At Arnerich Massena, we are proud that we have always been ahead of the curve on this issue, acknowledging fiduciary status since our inception and offering independent, unbiased advice to retirement plans. Regardless of the outcome of the rule’s delay, we will continue to acknowledge our fiduciary status and work in the best interest of Arnerich Massena clients and clients’ retirement plan participants.
The Department of Labor’s (DOL) fiduciary rule has met with several delays since it was finalized in 2016. While some of its basic provisions went into effect on June 9, 2017, the remainder looks like it may be delayed once again. On August 9, the DOL gave notice that it submitted a proposed extension for review. The proposal requests an 18-month extension of the applicability dates for several aspects of the regulation, including the core portions of the best interest contract exemption and prohibited transaction exemption.
The original fiduciary rule was initially set to go into effect on April 10, 2017, but a Presidential Memorandum pushed the applicability date back, requesting an in-depth review of the regulation and its potential impacts. Phase one of the rule, which requires financial advisors who provide retirement advice to act in their clients’ best interest, took effect on June 9, 2017. The January 1, 2018 date of compliance for the rest of the rule is still in effect now; if the new proposal is accepted, it would delay the compliance date by 18 months to July 1, 2019.
The proposed delay is a proposal only and does not have a legal effect, but the industry expectation is that the proposal will be approved and the applicability date delayed. The delay will allow additional time to scrutinize the second part of the regulation, which is more controversial.
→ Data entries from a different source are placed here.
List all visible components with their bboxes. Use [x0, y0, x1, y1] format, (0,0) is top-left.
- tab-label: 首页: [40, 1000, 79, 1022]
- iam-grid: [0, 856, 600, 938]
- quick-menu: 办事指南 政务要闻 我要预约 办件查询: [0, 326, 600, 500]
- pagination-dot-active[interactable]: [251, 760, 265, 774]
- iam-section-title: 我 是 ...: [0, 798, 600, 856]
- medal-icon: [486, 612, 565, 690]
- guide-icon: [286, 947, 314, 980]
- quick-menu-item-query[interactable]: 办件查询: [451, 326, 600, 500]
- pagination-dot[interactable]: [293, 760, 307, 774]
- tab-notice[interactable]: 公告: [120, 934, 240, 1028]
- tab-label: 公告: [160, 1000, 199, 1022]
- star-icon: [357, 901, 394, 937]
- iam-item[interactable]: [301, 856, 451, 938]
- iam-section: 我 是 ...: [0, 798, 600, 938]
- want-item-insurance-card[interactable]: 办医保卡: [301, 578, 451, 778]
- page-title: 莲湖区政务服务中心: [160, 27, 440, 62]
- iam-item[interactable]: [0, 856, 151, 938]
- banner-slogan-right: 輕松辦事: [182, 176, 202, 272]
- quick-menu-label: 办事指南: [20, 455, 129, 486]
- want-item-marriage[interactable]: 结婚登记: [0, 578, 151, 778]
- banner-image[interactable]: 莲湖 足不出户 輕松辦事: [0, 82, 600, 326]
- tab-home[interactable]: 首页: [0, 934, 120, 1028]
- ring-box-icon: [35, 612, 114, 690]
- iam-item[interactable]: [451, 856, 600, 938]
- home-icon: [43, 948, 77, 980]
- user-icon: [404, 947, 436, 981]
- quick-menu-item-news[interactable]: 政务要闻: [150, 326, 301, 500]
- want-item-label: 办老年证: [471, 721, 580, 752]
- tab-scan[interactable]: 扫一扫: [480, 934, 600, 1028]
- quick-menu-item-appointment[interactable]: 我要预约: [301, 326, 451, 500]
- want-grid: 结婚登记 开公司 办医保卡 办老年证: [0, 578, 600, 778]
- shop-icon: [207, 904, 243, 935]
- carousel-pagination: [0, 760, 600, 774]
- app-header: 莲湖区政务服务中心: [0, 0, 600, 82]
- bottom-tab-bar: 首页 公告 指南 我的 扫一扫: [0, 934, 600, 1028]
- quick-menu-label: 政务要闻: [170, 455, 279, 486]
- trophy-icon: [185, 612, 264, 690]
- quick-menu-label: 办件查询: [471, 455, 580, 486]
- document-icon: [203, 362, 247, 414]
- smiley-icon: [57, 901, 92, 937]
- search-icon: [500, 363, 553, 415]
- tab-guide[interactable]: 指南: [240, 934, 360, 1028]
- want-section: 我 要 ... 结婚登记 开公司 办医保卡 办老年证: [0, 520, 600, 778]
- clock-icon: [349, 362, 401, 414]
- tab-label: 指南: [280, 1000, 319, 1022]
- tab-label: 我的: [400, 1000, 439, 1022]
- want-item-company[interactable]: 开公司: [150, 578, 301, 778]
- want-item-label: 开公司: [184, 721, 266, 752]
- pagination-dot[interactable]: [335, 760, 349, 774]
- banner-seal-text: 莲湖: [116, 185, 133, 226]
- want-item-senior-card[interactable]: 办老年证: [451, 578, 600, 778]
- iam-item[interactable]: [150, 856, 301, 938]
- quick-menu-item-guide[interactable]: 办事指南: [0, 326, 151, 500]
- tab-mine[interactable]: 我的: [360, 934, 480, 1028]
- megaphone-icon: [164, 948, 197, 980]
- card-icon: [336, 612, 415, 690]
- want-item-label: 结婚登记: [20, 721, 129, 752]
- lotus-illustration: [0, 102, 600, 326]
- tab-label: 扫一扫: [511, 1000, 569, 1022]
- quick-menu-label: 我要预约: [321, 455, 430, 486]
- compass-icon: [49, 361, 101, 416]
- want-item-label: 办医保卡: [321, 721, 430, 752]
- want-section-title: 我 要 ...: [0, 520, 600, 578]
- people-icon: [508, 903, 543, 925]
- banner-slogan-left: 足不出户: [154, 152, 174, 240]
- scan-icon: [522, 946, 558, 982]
While the DOL has not yet published its proposal, you can read the administrative action filed as part of a legal brief in a Minnesota lawsuit notifying the court that it had submitted a proposed extension here:
The Office of Management and Budget (OMB) received the proposal on Wednesday, August 9, and has listed it as “economically significant” on their website. Once the OBM completes their review, the proposal will be published in the Federal Register.